Why are proteins water soluble and why do they become not water soluble after denaturation?

Answer 1

Hint: Proteins are water soluble in nature. They have great importance in our day-to-day life. They have been built up from amino acids. They are large biomolecules that are composed of one or more long chains of amino acid residues. A protein contains at least one long polypeptide (a linear chain of amino acid residues) chain.

Complete answer:
After denaturation of proteins they become not water soluble. The reason behind that is that when a solution of protein is boiled, the protein frequently becomes insoluble and remains insoluble even when the solution is cooled. After denaturation, no change occurs in the structure of protein means the denatured protein and native protein have the same primary structure.
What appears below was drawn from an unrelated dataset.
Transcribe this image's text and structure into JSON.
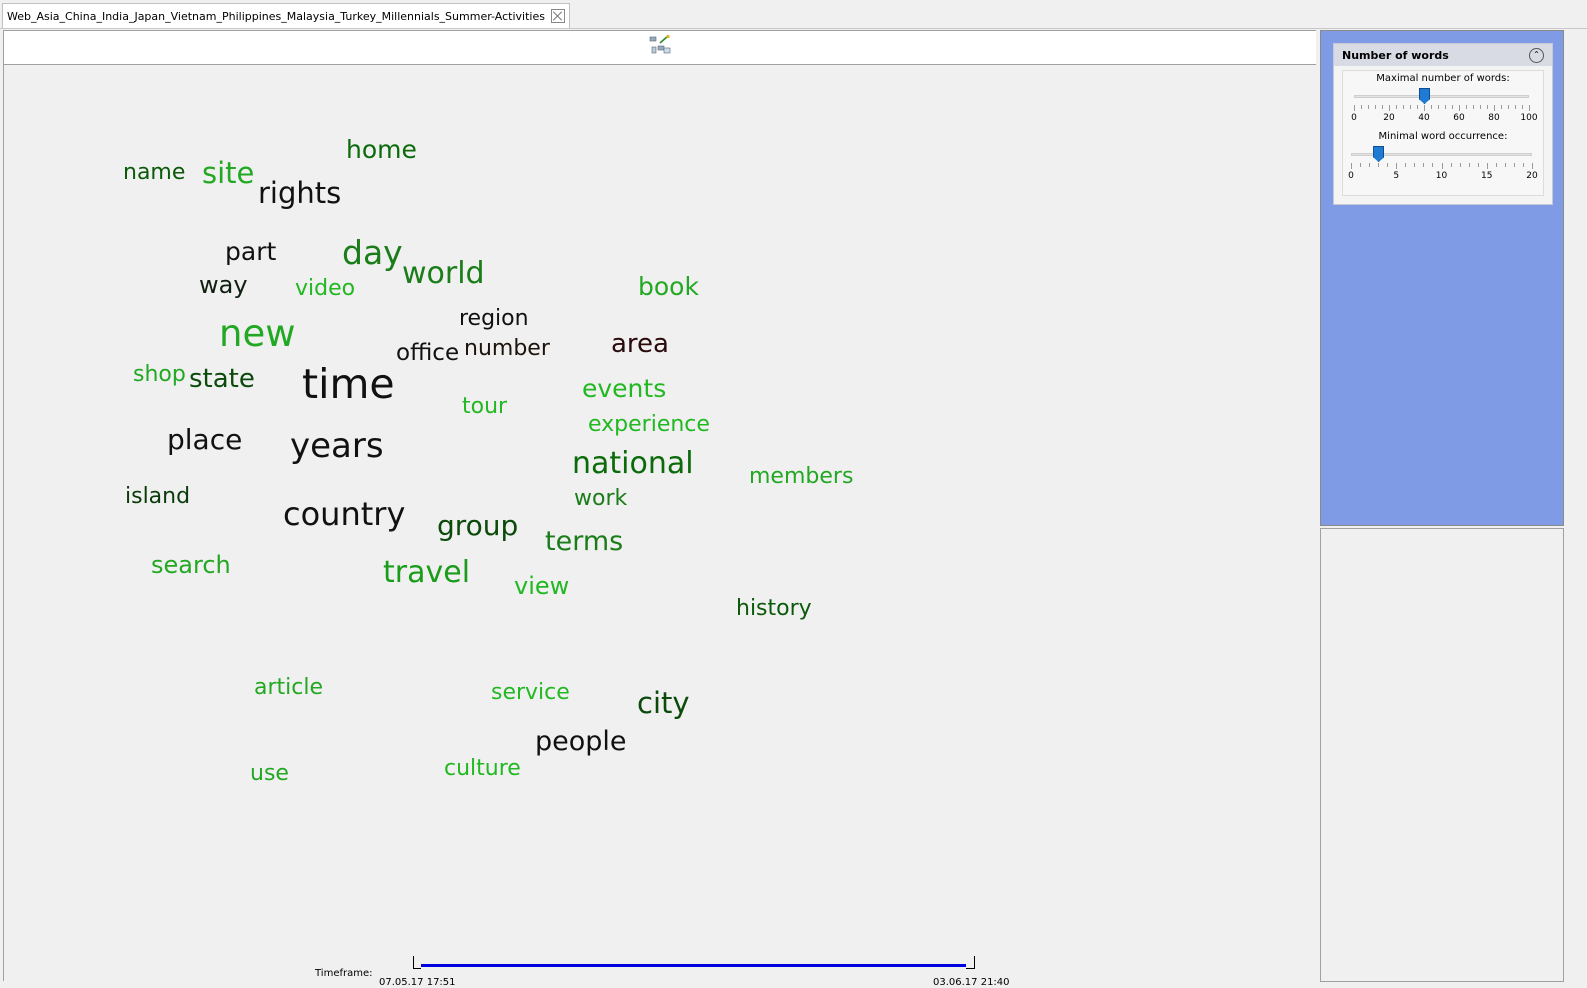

With the help of alkaline or acid, oxidizing or reducing agents, and certain organic solvents, proteins get denatured. As we know that they have been built up from amino acids so in amino acids the side chains have different properties, some of them are hydrophobic in nature while some of them are hydrophilic in nature. After the denaturation is done, it changes the $3D$ shape of proteins and gets unfolded. In this way some hydrophobic side chains which are buried inside the protein are exposed thus making the protein insoluble in nature.

Note:
Protein is a macronutrient which is essential for building muscle mass. It is mainly found in animal products, but also in other sources like nuts and legumes. There are three macronutrients available which are protein, fats, and carbohydrates. They all provide calories, or energy to our body to meet our daily requirements in our day-to-day life.